Clarify CL_MEM_USE_HOST_PTR

Note: This is based on my own understanding, which may be wrong! Please correct me if I am.

The specification is unclear on CL_MEM_USE_HOST_PTR concerning when the host memory contains valid values. The specification should probably state in the definition of the flag that it is only guaranteed to be valid after a clEnqueueMapBuffer has been performed. Everything else is implementation dependent. I’ll explain my problems with the current definition in more detail below.

Table 5.3 states that a property of CL_MEM_USE_HOST_PTR is

OpenCL implementations are allowed to cache the buffer
contents pointed to by host_ptr in device memory. This
cached copy can be used when kernels are executed on a
device.

I had an argument with a co-worker who thought that this implies that whenever a device is not executing a kernel using the buffer, the host memory is guaranteed to be valid. This is not in the specification as it says nothing about the coherency of this caching behavior.

In fact the only statement on the validility of the memory is given on page 74

If the buffer object is created with CL_MEM_USE_HOST_PTR set in mem_flags, the following
will be true:
The host_ptr specified in clCreateBuffer is guaranteed to contain the latest bits in the
region being mapped when the clEnqueueMapBuffer command has completed.

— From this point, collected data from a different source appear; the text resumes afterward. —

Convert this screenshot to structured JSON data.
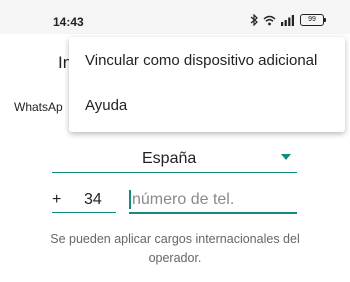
{
  "status_bar": {
    "time": "14:43",
    "battery": "99",
    "icons": [
      "bluetooth-icon",
      "wifi-icon",
      "signal-icon",
      "battery-icon"
    ]
  },
  "screen": {
    "title_partial": "In",
    "description_partial": "WhatsAp",
    "country": "España",
    "country_code_prefix": "+",
    "country_code": "34",
    "phone_placeholder": "número de tel.",
    "note": "Se pueden aplicar cargos internacionales del operador."
  },
  "menu": {
    "items": [
      {
        "label": "Vincular como dispositivo adicional"
      },
      {
        "label": "Ayuda"
      }
    ]
  },
  "colors": {
    "accent": "#128c7e",
    "status_bar_bg": "#f5f5f5"
  }
}
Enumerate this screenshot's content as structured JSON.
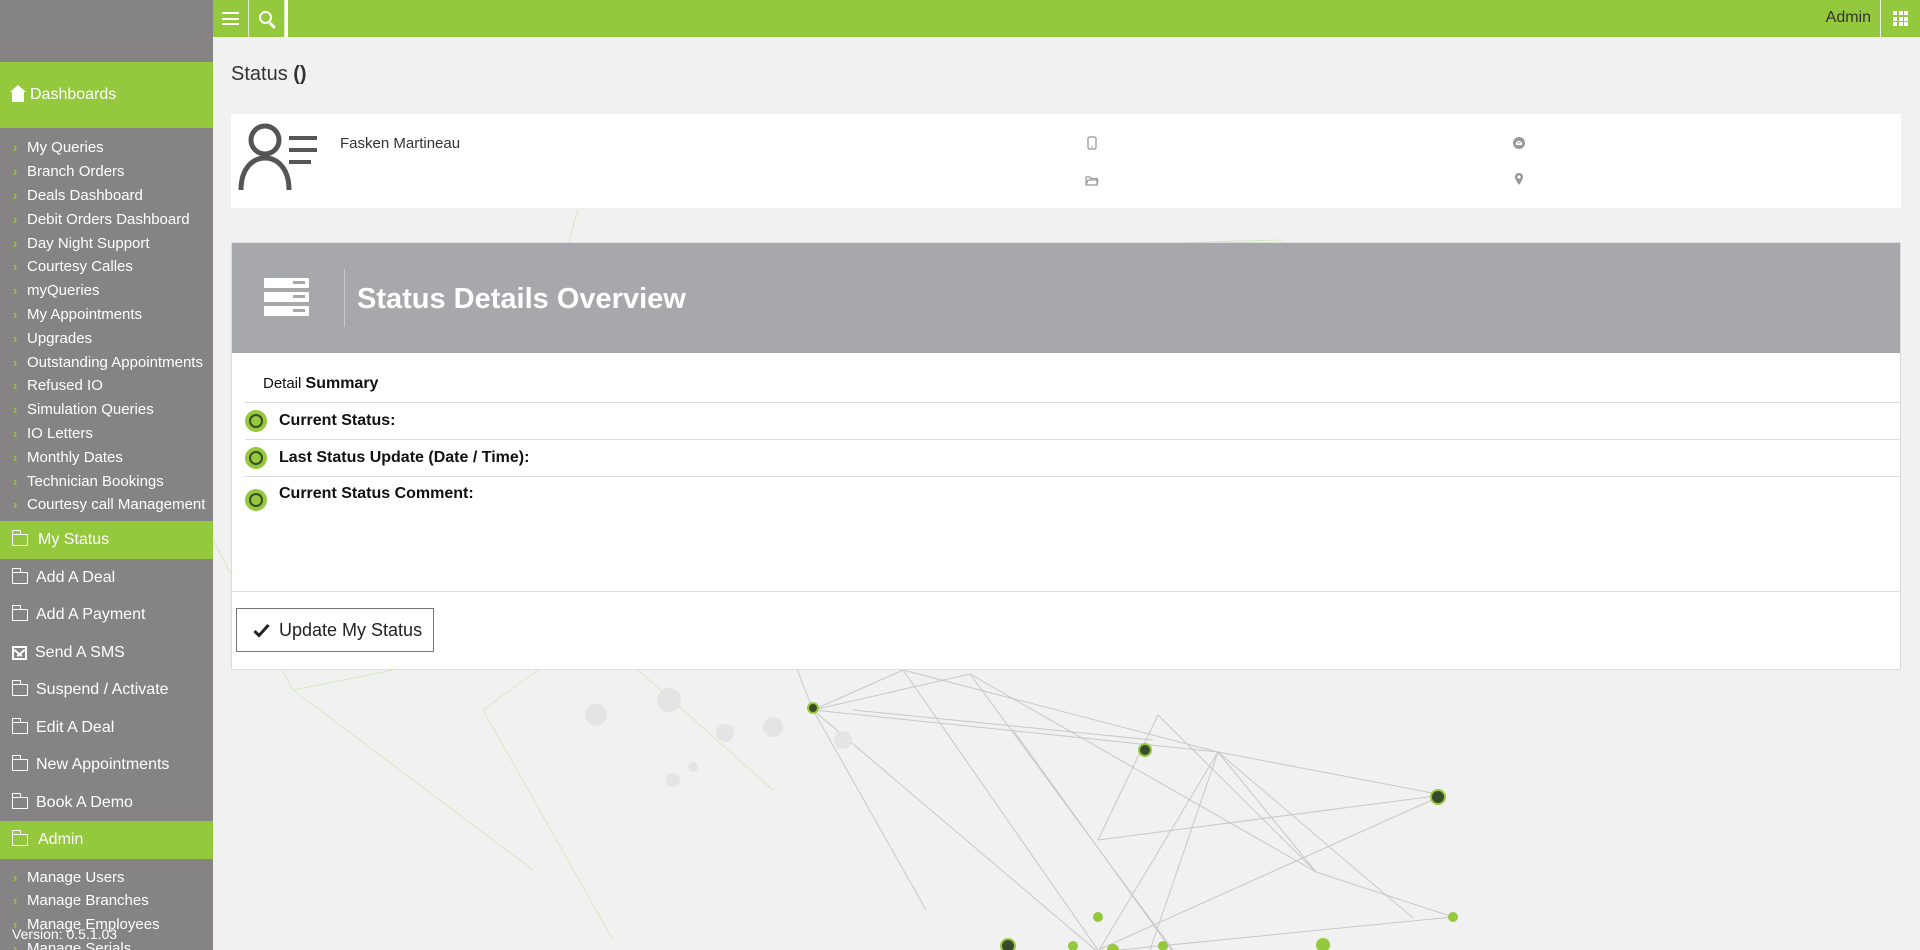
{
  "topbar": {
    "user": "Admin"
  },
  "sidebar": {
    "dashboards_label": "Dashboards",
    "dashboard_links": [
      "My Queries",
      "Branch Orders",
      "Deals Dashboard",
      "Debit Orders Dashboard",
      "Day Night Support",
      "Courtesy Calles",
      "myQueries",
      "My Appointments",
      "Upgrades",
      "Outstanding Appointments",
      "Refused IO",
      "Simulation Queries",
      "IO Letters",
      "Monthly Dates",
      "Technician Bookings",
      "Courtesy call Management"
    ],
    "active_item": "My Status",
    "menu_items": [
      {
        "label": "Add A Deal",
        "icon": "folder-open-icon"
      },
      {
        "label": "Add A Payment",
        "icon": "folder-open-icon"
      },
      {
        "label": "Send A SMS",
        "icon": "envelope-icon"
      },
      {
        "label": "Suspend / Activate",
        "icon": "folder-open-icon"
      },
      {
        "label": "Edit A Deal",
        "icon": "folder-open-icon"
      },
      {
        "label": "New Appointments",
        "icon": "folder-open-icon"
      },
      {
        "label": "Book A Demo",
        "icon": "folder-open-icon"
      }
    ],
    "admin_label": "Admin",
    "admin_links": [
      "Manage Users",
      "Manage Branches",
      "Manage Employees",
      "Manage Serials"
    ],
    "version": "Version: 0.5.1.03"
  },
  "page": {
    "title": "Status",
    "title_suffix": "()"
  },
  "contact": {
    "name": "Fasken Martineau"
  },
  "details": {
    "header_title": "Status Details Overview",
    "summary_prefix": "Detail",
    "summary_bold": "Summary",
    "rows": [
      "Current Status:",
      "Last Status Update (Date / Time):",
      "Current Status Comment:"
    ],
    "update_button": "Update My Status"
  },
  "colors": {
    "accent": "#94c83d",
    "sidebar": "#858383",
    "header": "#a7a8ab"
  }
}
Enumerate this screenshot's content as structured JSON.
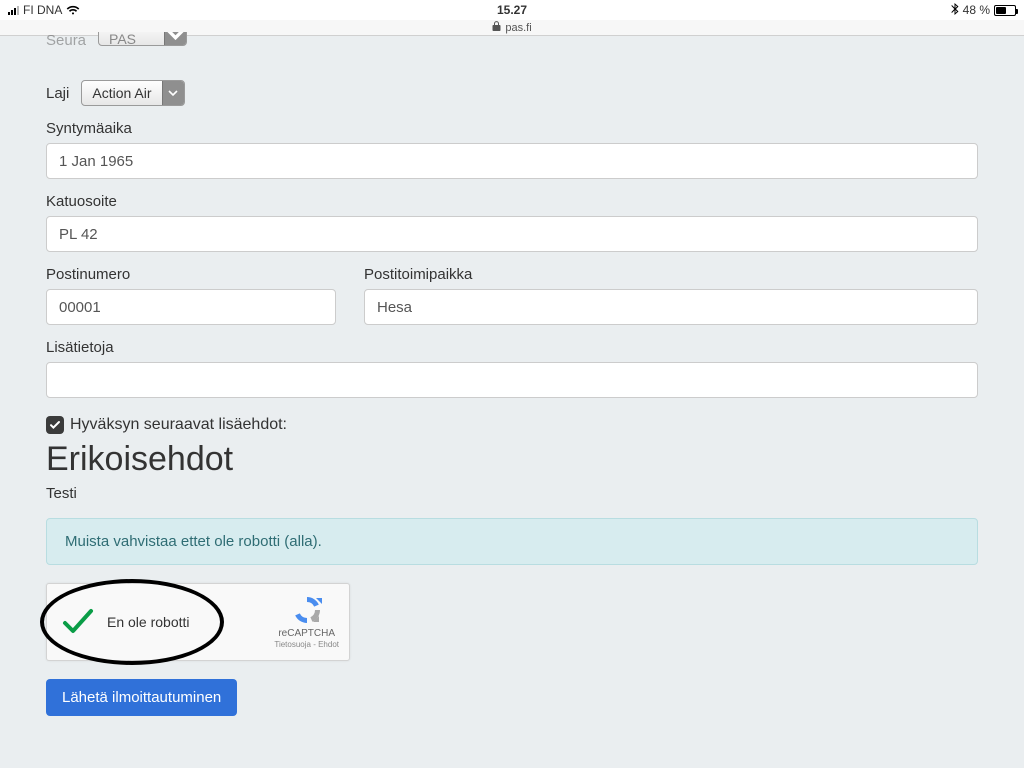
{
  "statusbar": {
    "carrier": "FI DNA",
    "time": "15.27",
    "battery_text": "48 %",
    "battery_level": 48
  },
  "addressbar": {
    "host": "pas.fi"
  },
  "form": {
    "seura": {
      "label": "Seura",
      "value": "PAS"
    },
    "laji": {
      "label": "Laji",
      "value": "Action Air"
    },
    "syntymaaika": {
      "label": "Syntymäaika",
      "value": "1 Jan 1965"
    },
    "katuosoite": {
      "label": "Katuosoite",
      "value": "PL 42"
    },
    "postinumero": {
      "label": "Postinumero",
      "value": "00001"
    },
    "postitoimipaikka": {
      "label": "Postitoimipaikka",
      "value": "Hesa"
    },
    "lisatietoja": {
      "label": "Lisätietoja",
      "value": ""
    },
    "accept_terms": {
      "label": "Hyväksyn seuraavat lisäehdot:",
      "checked": true
    },
    "special_heading": "Erikoisehdot",
    "special_sub": "Testi",
    "info_banner": "Muista vahvistaa ettet ole robotti (alla).",
    "recaptcha": {
      "label": "En ole robotti",
      "brand": "reCAPTCHA",
      "links": "Tietosuoja - Ehdot",
      "verified": true
    },
    "submit_label": "Lähetä ilmoittautuminen"
  }
}
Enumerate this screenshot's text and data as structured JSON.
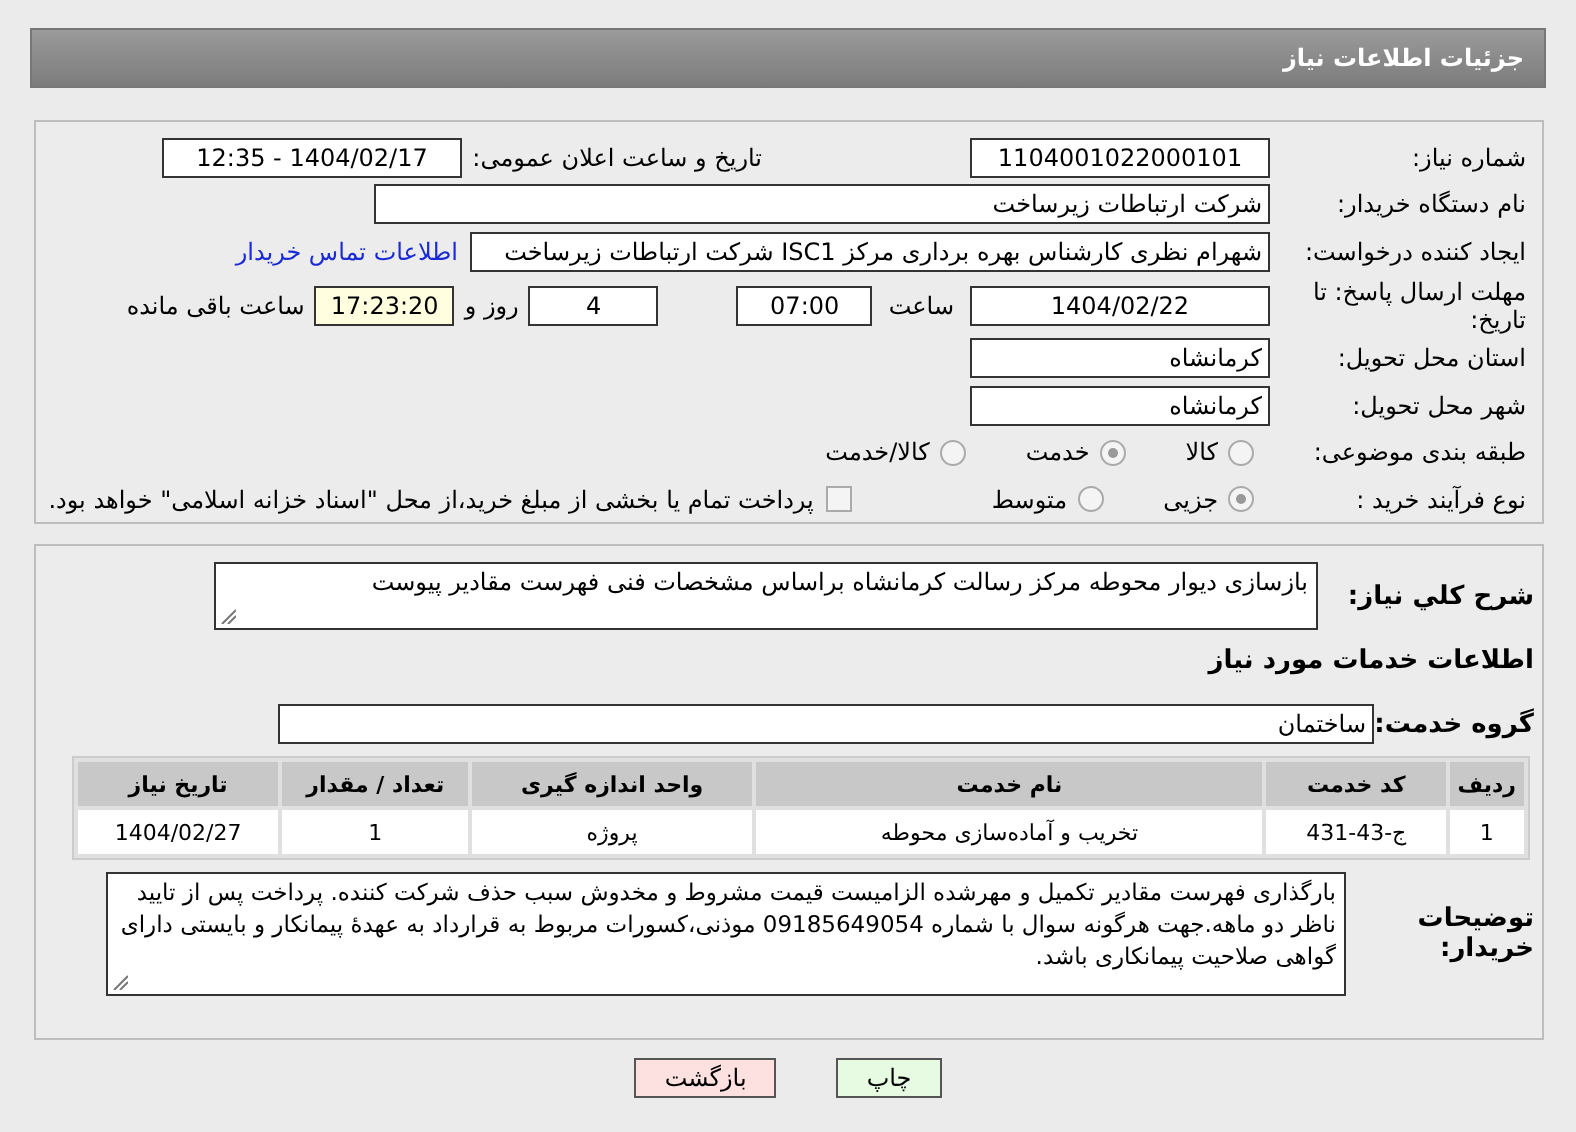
{
  "header": {
    "title": "جزئیات اطلاعات نیاز"
  },
  "need_number": {
    "label": "شماره نیاز:",
    "value": "1104001022000101"
  },
  "announce": {
    "label": "تاریخ و ساعت اعلان عمومی:",
    "value": "1404/02/17 - 12:35"
  },
  "buyer": {
    "label": "نام دستگاه خریدار:",
    "value": "شرکت ارتباطات زیرساخت"
  },
  "requester": {
    "label": "ایجاد کننده درخواست:",
    "value": "شهرام نظری کارشناس بهره برداری مرکز ISC1 شرکت ارتباطات زیرساخت",
    "link": "اطلاعات تماس خریدار"
  },
  "deadline": {
    "label": "مهلت ارسال پاسخ: تا تاریخ:",
    "date": "1404/02/22",
    "time_label": "ساعت",
    "time": "07:00",
    "days": "4",
    "days_label": "روز و",
    "remaining": "17:23:20",
    "remaining_label": "ساعت باقی مانده"
  },
  "province": {
    "label": "استان محل تحویل:",
    "value": "کرمانشاه"
  },
  "city": {
    "label": "شهر محل تحویل:",
    "value": "کرمانشاه"
  },
  "category": {
    "label": "طبقه بندی موضوعی:",
    "options": [
      {
        "label": "کالا",
        "selected": false
      },
      {
        "label": "خدمت",
        "selected": true
      },
      {
        "label": "کالا/خدمت",
        "selected": false
      }
    ]
  },
  "process": {
    "label": "نوع فرآیند خرید :",
    "options": [
      {
        "label": "جزیی",
        "selected": true
      },
      {
        "label": "متوسط",
        "selected": false
      }
    ],
    "payment": {
      "checked": false,
      "text": "پرداخت تمام یا بخشی از مبلغ خرید،از محل \"اسناد خزانه اسلامی\" خواهد بود."
    }
  },
  "description": {
    "label": "شرح کلي نياز:",
    "value": "بازسازی دیوار محوطه مرکز رسالت کرمانشاه براساس مشخصات فنی فهرست مقادیر پیوست"
  },
  "services_heading": "اطلاعات خدمات مورد نیاز",
  "service_group": {
    "label": "گروه خدمت:",
    "value": "ساختمان"
  },
  "table": {
    "columns": [
      "ردیف",
      "کد خدمت",
      "نام خدمت",
      "واحد اندازه گیری",
      "تعداد / مقدار",
      "تاریخ نیاز"
    ],
    "rows": [
      [
        "1",
        "ج-43-431",
        "تخریب و آماده‌سازی محوطه",
        "پروژه",
        "1",
        "1404/02/27"
      ]
    ]
  },
  "buyer_notes": {
    "label": "توضیحات خریدار:",
    "value": "بارگذاری فهرست مقادیر تکمیل و مهرشده الزامیست قیمت مشروط و مخدوش سبب حذف شرکت کننده. پرداخت پس از تایید ناظر دو ماهه.جهت هرگونه سوال با شماره 09185649054 موذنی،کسورات مربوط به قرارداد به عهدهٔ پیمانکار و بایستی دارای گواهی صلاحیت پیمانکاری باشد."
  },
  "buttons": [
    {
      "label": "چاپ",
      "kind": "print"
    },
    {
      "label": "بازگشت",
      "kind": "back"
    }
  ]
}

Even though it was not stated that the host memory could be invalid during the definition of CL_MEM_USE_HOST_PTR, it is implied that it is only valid after mapping a pointer. I understand that a CPU implementation might actually have this implied behavior but surely the standard could clearly say what the guaranteed behavior is.

Here is the lifecycle of buffer memory objects, and the access-cycle between host and device as I see it.

Prior to calling clCreateBuffer the application that is running on the host allocates (typically using malloc or calloc) and initializes some host memory. At this time obviously the application can readily access and set this host memory and it now has valid values in it since they were set by the application. Naturally all devices are unaware of this memory, so all devices do not have valid values.

After calling clCreateBuffer the application should no longer access the host memory pointed to by the host pointer. The application should assume that the host memory no longer contains valid values. In other words the clCreateBuffer call has turned over access from the host to the device. As you stated, some OpenCL implementations may actually copy the host memory pointed to by the host pointer into device memory. This is done so that a kernel running on the device can have high-speed access to it. This is true whether or not a kernel is executing, that is, the device now has the valid values and the host does not.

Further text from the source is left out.